Figure 4.

Blocking autophagy aggravates TGF-β1-induced fibrosis in primary ConFB. (A) Knockdown of ATG3 or ATG7 using lentiviral-shRNA resulted in autophagy blockage and accumulation of SQSTM1, confirmed by immunoblots (left). Quantified protein levels were displayed as bar graphs (right). Data are presented as mean ± SD from three independent experiments (*P < 0.05, ****P < 0.0001 vs. normal control group; one-way ANOVA followed by Bonferroni post hoc test). (B–D) Primary ConFB before and after ATG3 or ATG7 knockdown were incubated in the presence or absence of 1 ng/ml TGF-β1 for 48 h. (B) Immunoblots showing protein levels of α-SMA and FN (left). Quantified protein levels were displayed as bar graphs (right). (C) Viability determined by the CCK8 assay. (D) Invasive ability determined by the transwell assay (left). Scale bar, 50 μm. The average numbers of invading cells per visual field were displayed in a bar graph (right).
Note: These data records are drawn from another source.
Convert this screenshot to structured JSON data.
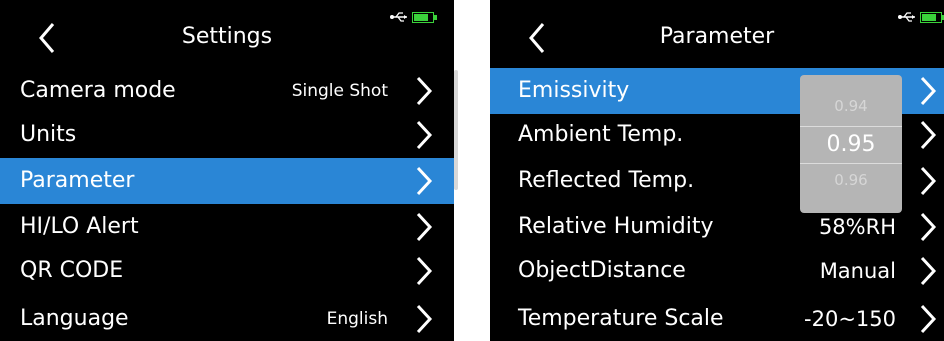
{
  "settings": {
    "title": "Settings",
    "items": [
      {
        "label": "Camera mode",
        "value": "Single Shot"
      },
      {
        "label": "Units",
        "value": ""
      },
      {
        "label": "Parameter",
        "value": ""
      },
      {
        "label": "HI/LO Alert",
        "value": ""
      },
      {
        "label": "QR CODE",
        "value": ""
      },
      {
        "label": "Language",
        "value": "English"
      }
    ],
    "selected": "Parameter"
  },
  "parameter": {
    "title": "Parameter",
    "items": [
      {
        "label": "Emissivity",
        "value": ""
      },
      {
        "label": "Ambient Temp.",
        "value": ""
      },
      {
        "label": "Reflected Temp.",
        "value": ""
      },
      {
        "label": "Relative Humidity",
        "value": "58%RH"
      },
      {
        "label": "ObjectDistance",
        "value": "Manual"
      },
      {
        "label": "Temperature Scale",
        "value": "-20~150"
      }
    ],
    "selected": "Emissivity",
    "emissivity_picker": {
      "prev": "0.94",
      "current": "0.95",
      "next": "0.96"
    }
  },
  "colors": {
    "selection": "#2a86d6",
    "battery": "#3bd23b",
    "background": "#000000"
  },
  "icons": {
    "back": "chevron-left-icon",
    "forward": "chevron-right-icon",
    "usb": "usb-icon",
    "battery": "battery-charging-icon"
  }
}
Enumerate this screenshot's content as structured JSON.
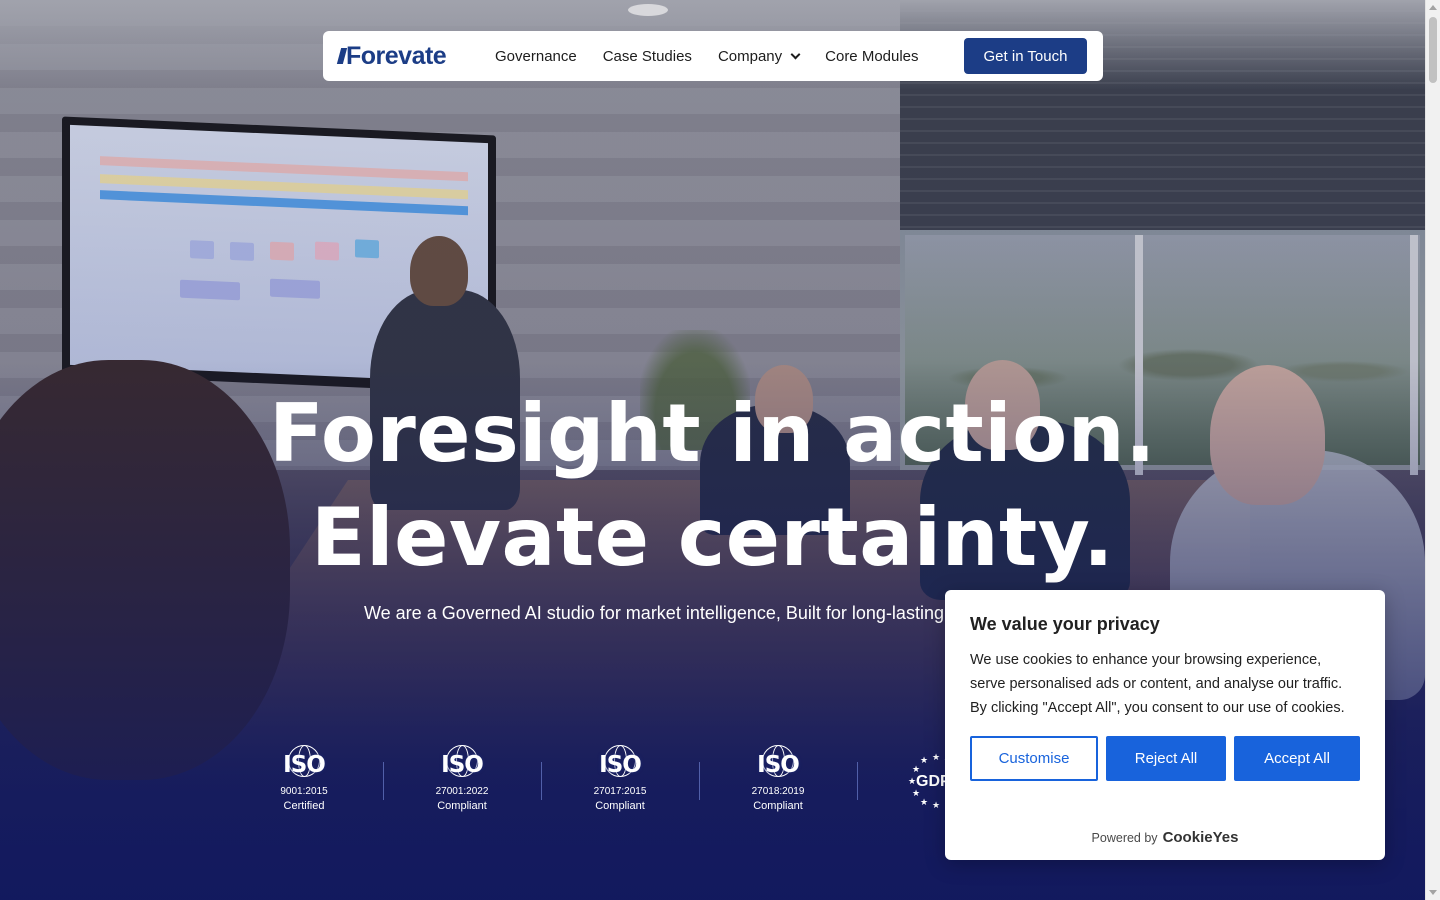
{
  "nav": {
    "logo": "Forevate",
    "items": [
      {
        "label": "Governance"
      },
      {
        "label": "Case Studies"
      },
      {
        "label": "Company",
        "has_dropdown": true
      },
      {
        "label": "Core Modules"
      }
    ],
    "cta": "Get in Touch"
  },
  "hero": {
    "headline_line1": "Foresight in action.",
    "headline_line2": "Elevate certainty.",
    "subheadline": "We are a Governed AI studio for market intelligence, Built for long-lasting"
  },
  "certifications": [
    {
      "mark": "ISO",
      "standard": "9001:2015",
      "status": "Certified"
    },
    {
      "mark": "ISO",
      "standard": "27001:2022",
      "status": "Compliant"
    },
    {
      "mark": "ISO",
      "standard": "27017:2015",
      "status": "Compliant"
    },
    {
      "mark": "ISO",
      "standard": "27018:2019",
      "status": "Compliant"
    },
    {
      "mark": "GDPR",
      "standard": "",
      "status": ""
    }
  ],
  "cookie_banner": {
    "title": "We value your privacy",
    "body": "We use cookies to enhance your browsing experience, serve personalised ads or content, and analyse our traffic. By clicking \"Accept All\", you consent to our use of cookies.",
    "customise": "Customise",
    "reject": "Reject All",
    "accept": "Accept All",
    "powered_by": "Powered by",
    "provider": "CookieYes"
  },
  "colors": {
    "brand": "#1c3d86",
    "cookie_accent": "#1863dc",
    "hero_overlay_bottom": "#171d58"
  },
  "icons": {
    "dropdown": "chevron-down-icon",
    "iso": "iso-globe-icon",
    "gdpr": "gdpr-stars-icon"
  }
}
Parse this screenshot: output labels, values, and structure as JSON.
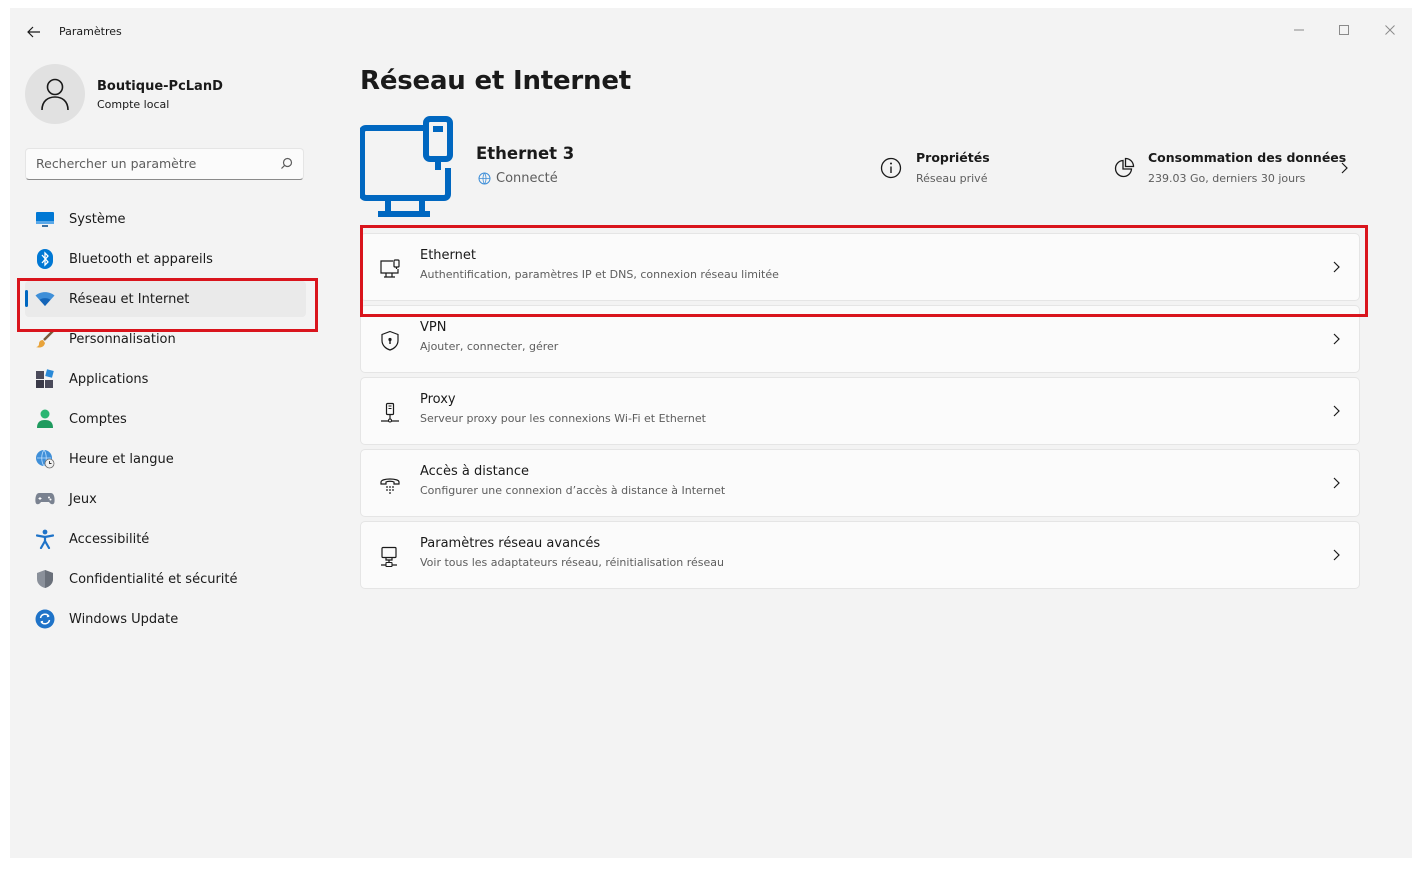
{
  "app": {
    "title": "Paramètres"
  },
  "user": {
    "name": "Boutique-PcLanD",
    "account_type": "Compte local"
  },
  "search": {
    "placeholder": "Rechercher un paramètre"
  },
  "sidebar": {
    "items": [
      {
        "label": "Système",
        "icon": "system-icon"
      },
      {
        "label": "Bluetooth et appareils",
        "icon": "bluetooth-icon"
      },
      {
        "label": "Réseau et Internet",
        "icon": "wifi-icon",
        "active": true
      },
      {
        "label": "Personnalisation",
        "icon": "brush-icon"
      },
      {
        "label": "Applications",
        "icon": "apps-icon"
      },
      {
        "label": "Comptes",
        "icon": "person-icon"
      },
      {
        "label": "Heure et langue",
        "icon": "globe-clock-icon"
      },
      {
        "label": "Jeux",
        "icon": "gamepad-icon"
      },
      {
        "label": "Accessibilité",
        "icon": "accessibility-icon"
      },
      {
        "label": "Confidentialité et sécurité",
        "icon": "shield-icon"
      },
      {
        "label": "Windows Update",
        "icon": "update-icon"
      }
    ]
  },
  "main": {
    "title": "Réseau et Internet",
    "adapter": {
      "name": "Ethernet 3",
      "status": "Connecté"
    },
    "properties": {
      "title": "Propriétés",
      "subtitle": "Réseau privé"
    },
    "data_usage": {
      "title": "Consommation des données",
      "subtitle": "239.03 Go, derniers 30 jours"
    },
    "cards": [
      {
        "title": "Ethernet",
        "subtitle": "Authentification, paramètres IP et DNS, connexion réseau limitée",
        "icon": "ethernet-icon"
      },
      {
        "title": "VPN",
        "subtitle": "Ajouter, connecter, gérer",
        "icon": "vpn-shield-icon"
      },
      {
        "title": "Proxy",
        "subtitle": "Serveur proxy pour les connexions Wi-Fi et Ethernet",
        "icon": "proxy-icon"
      },
      {
        "title": "Accès à distance",
        "subtitle": "Configurer une connexion d’accès à distance à Internet",
        "icon": "dialup-icon"
      },
      {
        "title": "Paramètres réseau avancés",
        "subtitle": "Voir tous les adaptateurs réseau, réinitialisation réseau",
        "icon": "network-adapter-icon"
      }
    ]
  },
  "colors": {
    "accent": "#0067c0",
    "highlight": "#d9141c",
    "background": "#f3f3f3",
    "card": "#fbfbfb"
  }
}
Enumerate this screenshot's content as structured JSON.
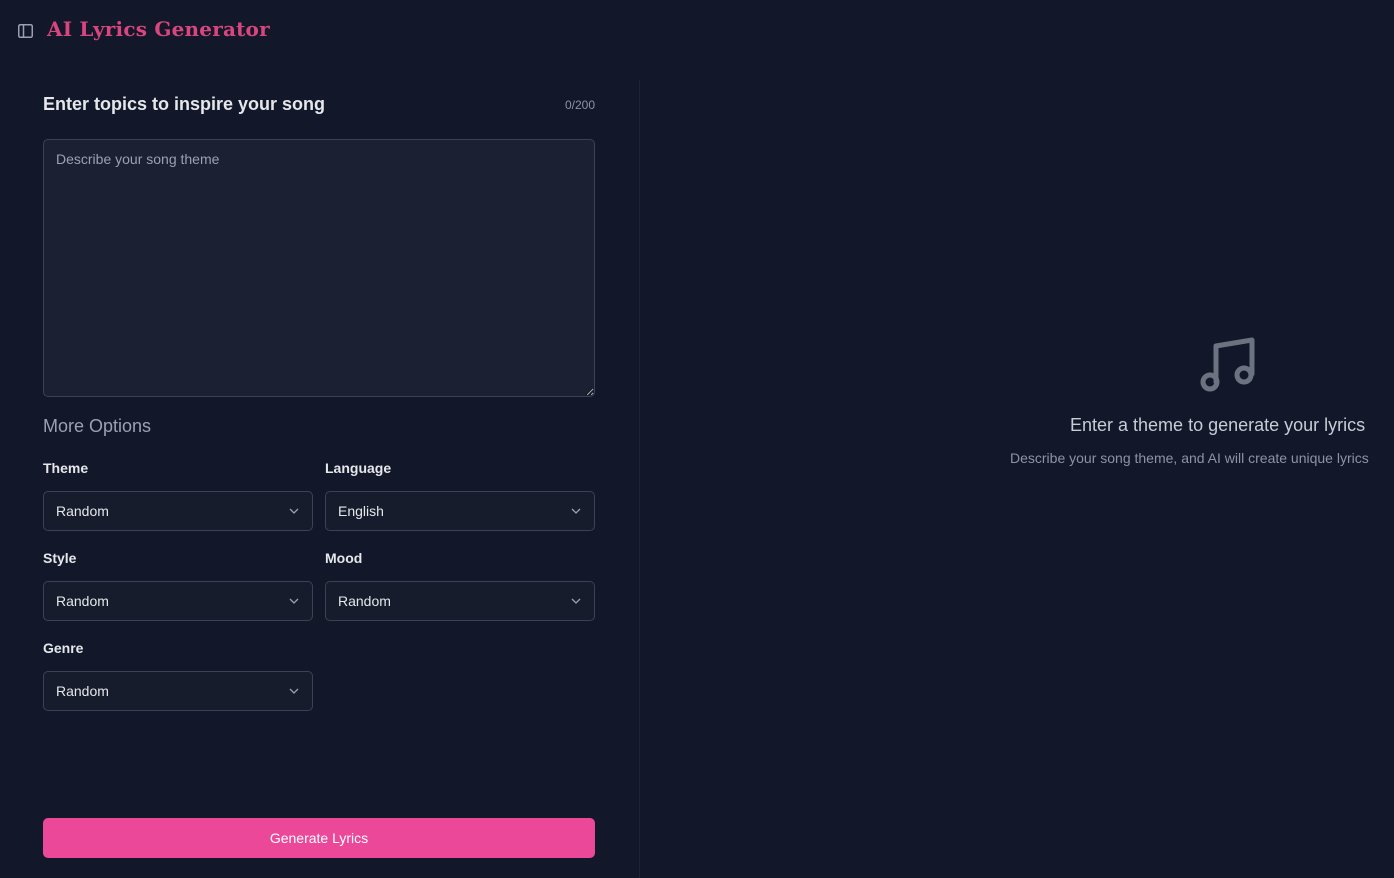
{
  "header": {
    "title": "AI Lyrics Generator",
    "toggle_icon": "sidebar-toggle-icon"
  },
  "prompt": {
    "title": "Enter topics to inspire your song",
    "char_count": "0/200",
    "placeholder": "Describe your song theme",
    "value": ""
  },
  "options": {
    "heading": "More Options",
    "theme": {
      "label": "Theme",
      "value": "Random"
    },
    "language": {
      "label": "Language",
      "value": "English"
    },
    "style": {
      "label": "Style",
      "value": "Random"
    },
    "mood": {
      "label": "Mood",
      "value": "Random"
    },
    "genre": {
      "label": "Genre",
      "value": "Random"
    }
  },
  "actions": {
    "generate_label": "Generate Lyrics",
    "generate_color": "#ec4899"
  },
  "empty_state": {
    "icon": "music-note-icon",
    "title": "Enter a theme to generate your lyrics",
    "description": "Describe your song theme, and AI will create unique lyrics"
  },
  "colors": {
    "background": "#121829",
    "accent_title": "#d9467f"
  }
}
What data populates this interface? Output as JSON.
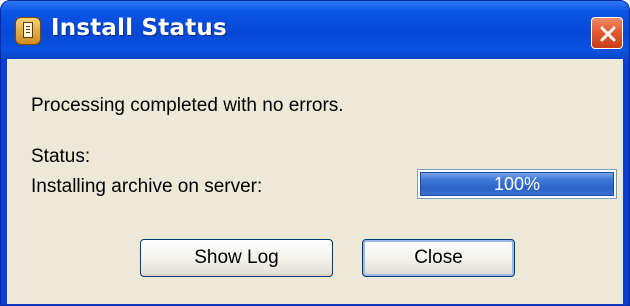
{
  "window": {
    "title": "Install Status",
    "icon": "setup-package-icon",
    "close_icon": "close-icon",
    "close_color": "#e25a32",
    "titlebar_color": "#0648d6"
  },
  "content": {
    "message": "Processing completed with no errors.",
    "status_label": "Status:",
    "task_label": "Installing archive on server:",
    "progress": {
      "value_percent": 100,
      "text": "100%",
      "fill_color": "#2c63c6"
    }
  },
  "buttons": {
    "show_log": "Show Log",
    "close": "Close"
  }
}
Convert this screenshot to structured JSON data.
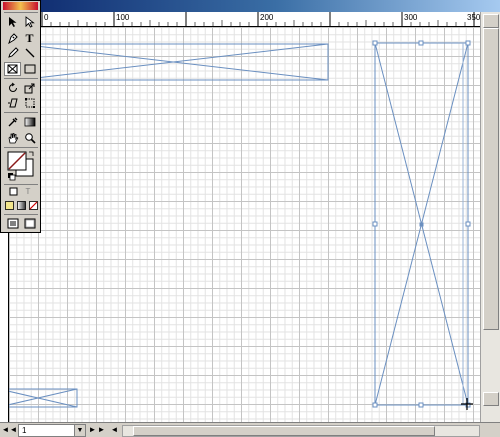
{
  "ruler": {
    "labels": [
      "0",
      "100",
      "200",
      "300",
      "350"
    ]
  },
  "status": {
    "page_value": "1",
    "prev_first_glyph": "◄",
    "prev_glyph": "◄",
    "next_glyph": "►",
    "next_last_glyph": "►"
  },
  "toolbox": {
    "type_tool_glyph": "T",
    "tools": [
      "selection-tool",
      "direct-selection-tool",
      "pen-tool",
      "type-tool",
      "pencil-tool",
      "line-tool",
      "rectangle-frame-tool",
      "rectangle-tool",
      "rotate-tool",
      "scale-tool",
      "shear-tool",
      "free-transform-tool",
      "eyedropper-tool",
      "gradient-tool",
      "hand-tool",
      "zoom-tool"
    ]
  },
  "colors": {
    "frame_stroke": "#6a8fc0",
    "grid_major": "#c4c4c4",
    "grid_minor": "#e2e2e2",
    "stroke_swatch": "#8b1a1a"
  }
}
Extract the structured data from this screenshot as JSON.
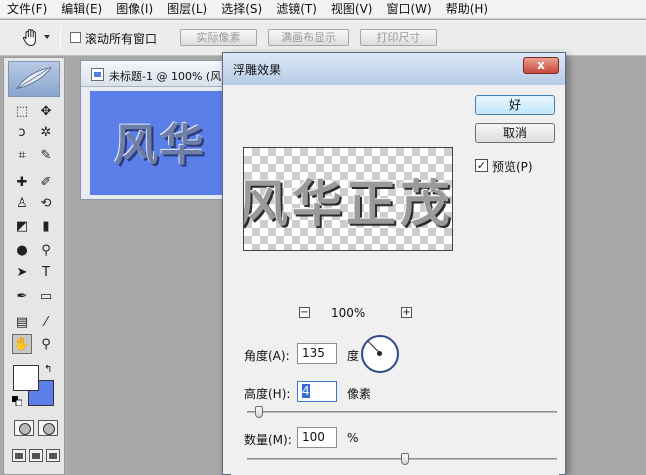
{
  "menu": {
    "items": [
      "文件(F)",
      "编辑(E)",
      "图像(I)",
      "图层(L)",
      "选择(S)",
      "滤镜(T)",
      "视图(V)",
      "窗口(W)",
      "帮助(H)"
    ]
  },
  "options": {
    "scroll_all_windows": "滚动所有窗口",
    "scroll_all_checked": false,
    "actual_pixels": "实际像素",
    "fit_screen": "满画布显示",
    "print_size": "打印尺寸",
    "tool_icon": "hand-icon"
  },
  "document": {
    "title": "未标题-1 @ 100% (风",
    "canvas_text": "风华",
    "canvas_color": "#5b7fe8"
  },
  "toolbox": {
    "background_color": "#5b7fe8",
    "foreground_color": "#ffffff",
    "tools": [
      {
        "name": "marquee-icon",
        "glyph": "⬚"
      },
      {
        "name": "move-icon",
        "glyph": "✥"
      },
      {
        "name": "lasso-icon",
        "glyph": "ↄ"
      },
      {
        "name": "magic-wand-icon",
        "glyph": "✲"
      },
      {
        "name": "crop-icon",
        "glyph": "⌗"
      },
      {
        "name": "slice-icon",
        "glyph": "✎"
      },
      {
        "name": "healing-brush-icon",
        "glyph": "✚"
      },
      {
        "name": "brush-icon",
        "glyph": "✐"
      },
      {
        "name": "stamp-icon",
        "glyph": "♙"
      },
      {
        "name": "history-brush-icon",
        "glyph": "⟲"
      },
      {
        "name": "eraser-icon",
        "glyph": "◩"
      },
      {
        "name": "gradient-icon",
        "glyph": "▮"
      },
      {
        "name": "blur-icon",
        "glyph": "●"
      },
      {
        "name": "dodge-icon",
        "glyph": "⚲"
      },
      {
        "name": "path-select-icon",
        "glyph": "➤"
      },
      {
        "name": "type-icon",
        "glyph": "T"
      },
      {
        "name": "pen-icon",
        "glyph": "✒"
      },
      {
        "name": "shape-icon",
        "glyph": "▭"
      },
      {
        "name": "notes-icon",
        "glyph": "▤"
      },
      {
        "name": "eyedropper-icon",
        "glyph": "⁄"
      },
      {
        "name": "hand-icon",
        "glyph": "✋"
      },
      {
        "name": "zoom-icon",
        "glyph": "⚲"
      }
    ]
  },
  "dialog": {
    "title": "浮雕效果",
    "close_glyph": "x",
    "ok_label": "好",
    "cancel_label": "取消",
    "preview_label": "预览(P)",
    "preview_checked": true,
    "preview_text": "风华正茂",
    "zoom": "100%",
    "zoom_out_glyph": "−",
    "zoom_in_glyph": "+",
    "angle_label": "角度(A):",
    "angle_value": "135",
    "angle_unit": "度",
    "height_label": "高度(H):",
    "height_value": "4",
    "height_unit": "像素",
    "amount_label": "数量(M):",
    "amount_value": "100",
    "amount_unit": "%",
    "height_slider_fraction": 0.04,
    "amount_slider_fraction": 0.51
  }
}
Data are presented as mean ± SD from three independent experiments (*P < 0.05, **P < 0.01, ***P < 0.001, ****P < 0.0001 vs. normal control group (B and C) or scramble control group (D); one-way ANOVA followed by Bonferroni post hoc test). (E) Immunoblots showing protein levels of LC3, α-SMA, FN, BECN1, ULK1, and WIPI1 in primary ConFB before and after knockdown of BECN1, ULK1, or WIPI1 incubated in the presence or absence of 1 ng/ml TGF-β1 for 48 h (left). Quantified protein levels were displayed as bar graphs (right). Data are presented as mean ± SD from three independent experiments (****P < 0.0001 vs. normal control group; one-way ANOVA followed by Bonferroni post hoc test). SC, scramble control; KD, knockdown.